Misbehaving in a Pandemic
The Covid-19 virus is messing with all our heads, and that can cause investors to make some classic mistakes. Meanwhile, government stimulus efforts could lead to some skewed incentives for consumers and businesses. Edward Jones investment strategist Nela Richardson, who holds a doctorate in economics, joins the “What Goes Up” podcast this week to give her diagnosis of the role behavioral economics plays in the pandemic. Some highlights of the conversation are below.
On investor psychology:
“What we’re focused on, it’s not just the markets, but the emotional reaction to the markets. This is the time when the behavior economics come into play. All those things that we warn about that investors do, the mistakes investors make. This is the time where they make those mistakes. They try to time the bottom of the market. They try to sell at the peak. And along the way, they miss the rally. And we’ve seen the markets rally over the last few days. We’re trying to both inform them from a market level, but also make sure their behavioral reactions are not ones that make them derail their long-term goals.”

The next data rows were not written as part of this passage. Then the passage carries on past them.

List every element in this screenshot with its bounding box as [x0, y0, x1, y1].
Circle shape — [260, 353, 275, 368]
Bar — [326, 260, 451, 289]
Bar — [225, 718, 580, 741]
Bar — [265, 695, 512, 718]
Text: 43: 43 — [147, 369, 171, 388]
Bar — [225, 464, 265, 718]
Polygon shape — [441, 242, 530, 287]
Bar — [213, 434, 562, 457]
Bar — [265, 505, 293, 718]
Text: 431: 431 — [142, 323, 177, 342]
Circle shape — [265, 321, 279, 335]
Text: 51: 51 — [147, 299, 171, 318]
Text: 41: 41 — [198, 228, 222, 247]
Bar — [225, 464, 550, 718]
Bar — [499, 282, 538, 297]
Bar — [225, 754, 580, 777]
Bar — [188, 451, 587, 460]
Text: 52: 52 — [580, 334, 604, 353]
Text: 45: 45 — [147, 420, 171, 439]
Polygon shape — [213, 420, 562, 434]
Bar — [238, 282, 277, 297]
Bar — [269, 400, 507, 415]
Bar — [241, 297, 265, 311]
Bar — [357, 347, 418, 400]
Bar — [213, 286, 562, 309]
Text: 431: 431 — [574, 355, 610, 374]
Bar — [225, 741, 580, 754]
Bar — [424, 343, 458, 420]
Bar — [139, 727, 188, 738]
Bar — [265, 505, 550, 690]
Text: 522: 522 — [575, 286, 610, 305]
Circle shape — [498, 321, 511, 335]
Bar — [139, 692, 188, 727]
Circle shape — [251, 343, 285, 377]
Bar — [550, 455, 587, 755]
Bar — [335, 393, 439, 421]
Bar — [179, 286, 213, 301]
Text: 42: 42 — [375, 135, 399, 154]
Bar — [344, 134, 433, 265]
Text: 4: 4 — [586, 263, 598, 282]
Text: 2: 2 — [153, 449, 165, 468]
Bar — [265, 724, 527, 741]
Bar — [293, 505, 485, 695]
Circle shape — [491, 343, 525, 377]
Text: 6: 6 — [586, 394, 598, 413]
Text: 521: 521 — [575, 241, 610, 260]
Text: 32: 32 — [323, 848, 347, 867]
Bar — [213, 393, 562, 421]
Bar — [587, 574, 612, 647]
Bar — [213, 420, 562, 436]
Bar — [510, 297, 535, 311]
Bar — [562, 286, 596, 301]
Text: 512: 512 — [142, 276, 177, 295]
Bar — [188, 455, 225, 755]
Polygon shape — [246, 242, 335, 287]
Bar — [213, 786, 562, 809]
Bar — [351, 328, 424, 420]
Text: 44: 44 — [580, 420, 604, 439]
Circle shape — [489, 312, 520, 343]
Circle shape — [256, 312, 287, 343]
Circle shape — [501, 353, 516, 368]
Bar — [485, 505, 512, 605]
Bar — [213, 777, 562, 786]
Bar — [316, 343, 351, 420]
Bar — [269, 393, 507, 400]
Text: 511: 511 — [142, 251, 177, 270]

On potential side effects of emergency efforts by the government and central banks:
“Economists are really concerned about incentives. And when you have a kitchen-sink approach, you don’t think a lot about incentives in doing that kind of legislation. And that could be where the rubber meets the road. Are we changing behavior in unexpected ways by the way we are trying to stimulate the economy in a time of crisis?”